I don’t even think about heading back to work. I start my car, and I head for home. It takes me twenty minutes, and by the time I get there, I feel as though
chlamydia
is not a bacterium that’s living inside of me—rather, it is as if it covers every inch of my skin. I race toward my apartment, stripping off my clothing as soon as I step inside, wasting no time before I start the shower. I turn the water as hot is it will go, and then I climb in.
It burns, but I don’t care. I scrub myself until I feel raw—and yet I still feel him on me. I can’t get him off—and my heart hurts, and my body aches, and I can’t stop the tears from falling down my face. All I want to do is
scream!
So I do.
I scream.
I yell.
I
curse
his name.
I beat my fists against the shower wall.
And then, I sink to the bottom of the tub, curling my legs against my chest as I sob. I don’t move until the water has run cold and I’m shivering. When I finally get out, I dry off, wrapping my hair in a towel before I throw on a pair of panties, my bright yellow CSU sweatpants, and an old t-shirt. Then, as I make my way to the couch, I hear my phone ringing. For a second, I think of ignoring it. I don’t, remembering that I was expected back at the gallery. Sure enough, when I find my device, I see that Geoffrey is trying to reach me.
I swipe my finger across the screen and put the phone to my ear, but I can’t make any words come out. All I can do is cry.

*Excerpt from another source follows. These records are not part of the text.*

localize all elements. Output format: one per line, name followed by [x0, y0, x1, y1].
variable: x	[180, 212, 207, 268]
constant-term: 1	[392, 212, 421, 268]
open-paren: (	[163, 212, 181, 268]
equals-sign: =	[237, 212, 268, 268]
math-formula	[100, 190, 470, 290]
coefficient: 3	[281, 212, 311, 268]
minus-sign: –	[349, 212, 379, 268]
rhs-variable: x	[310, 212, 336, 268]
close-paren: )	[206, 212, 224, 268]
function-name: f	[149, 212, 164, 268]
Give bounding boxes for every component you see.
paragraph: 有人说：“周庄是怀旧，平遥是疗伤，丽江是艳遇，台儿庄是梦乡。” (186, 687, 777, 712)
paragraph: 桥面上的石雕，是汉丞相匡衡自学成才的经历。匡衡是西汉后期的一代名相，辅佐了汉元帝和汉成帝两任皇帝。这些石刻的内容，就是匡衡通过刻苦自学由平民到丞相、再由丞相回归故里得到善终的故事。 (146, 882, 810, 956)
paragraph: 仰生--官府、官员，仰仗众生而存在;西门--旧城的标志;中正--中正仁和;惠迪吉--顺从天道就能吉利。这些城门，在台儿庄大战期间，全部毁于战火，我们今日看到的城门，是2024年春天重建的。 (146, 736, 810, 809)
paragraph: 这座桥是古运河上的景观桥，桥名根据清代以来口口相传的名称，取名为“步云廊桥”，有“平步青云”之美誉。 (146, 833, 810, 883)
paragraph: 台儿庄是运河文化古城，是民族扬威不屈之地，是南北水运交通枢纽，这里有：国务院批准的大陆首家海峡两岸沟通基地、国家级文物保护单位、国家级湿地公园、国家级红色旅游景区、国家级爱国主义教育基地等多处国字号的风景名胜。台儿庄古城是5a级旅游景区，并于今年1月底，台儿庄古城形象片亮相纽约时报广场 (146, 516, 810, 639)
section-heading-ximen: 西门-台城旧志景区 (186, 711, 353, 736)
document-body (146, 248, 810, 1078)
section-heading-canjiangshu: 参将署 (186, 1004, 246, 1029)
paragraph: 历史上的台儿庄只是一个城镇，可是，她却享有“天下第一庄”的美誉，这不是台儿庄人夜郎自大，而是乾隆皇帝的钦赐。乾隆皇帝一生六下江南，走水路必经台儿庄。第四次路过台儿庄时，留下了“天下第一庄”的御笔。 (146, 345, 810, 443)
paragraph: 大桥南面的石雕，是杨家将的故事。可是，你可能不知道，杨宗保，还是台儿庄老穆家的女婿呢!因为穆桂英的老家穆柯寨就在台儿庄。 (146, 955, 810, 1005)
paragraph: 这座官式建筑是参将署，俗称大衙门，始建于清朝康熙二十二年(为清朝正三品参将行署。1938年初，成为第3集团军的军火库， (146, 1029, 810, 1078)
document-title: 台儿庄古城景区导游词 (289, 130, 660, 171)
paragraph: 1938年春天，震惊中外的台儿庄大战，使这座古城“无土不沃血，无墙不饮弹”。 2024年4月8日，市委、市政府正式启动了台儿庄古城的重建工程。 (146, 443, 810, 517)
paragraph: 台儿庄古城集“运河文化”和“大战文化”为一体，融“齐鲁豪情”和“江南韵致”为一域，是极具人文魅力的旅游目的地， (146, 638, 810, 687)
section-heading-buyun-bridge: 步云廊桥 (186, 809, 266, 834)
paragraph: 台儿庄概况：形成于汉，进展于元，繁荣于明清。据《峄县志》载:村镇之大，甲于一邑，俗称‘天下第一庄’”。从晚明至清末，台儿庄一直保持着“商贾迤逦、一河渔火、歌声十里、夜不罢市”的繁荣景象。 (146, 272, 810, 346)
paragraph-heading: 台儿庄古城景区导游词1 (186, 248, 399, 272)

“Freckles? Baby girl, what’s going on?”
“Please come over,” I whisper. I don’t think about the request before I make it. Hearing his voice triggers my need, and I know that I can’t face this without him.
“Yeah. Give me a half hour. See you soon.”
He disconnects without another word, and the tiniest bit of relief grazes over my grief. Before I even realize what I’m doing, I call Harper. I shouldn’t be surprised when she doesn’t answer, but it makes me cry harder.
Then Judah calls, my phone still in my hands, and I officially lose my shit.
My knees buckle and I drop to the floor, realization knocking the wind out of me. Up until this very moment, it’s all been about me. My body. My infection. My disease—but the only reason I’m even now
aware
of my condition is because I was ready to share my body with someone else! Even worse, I could have already infected him.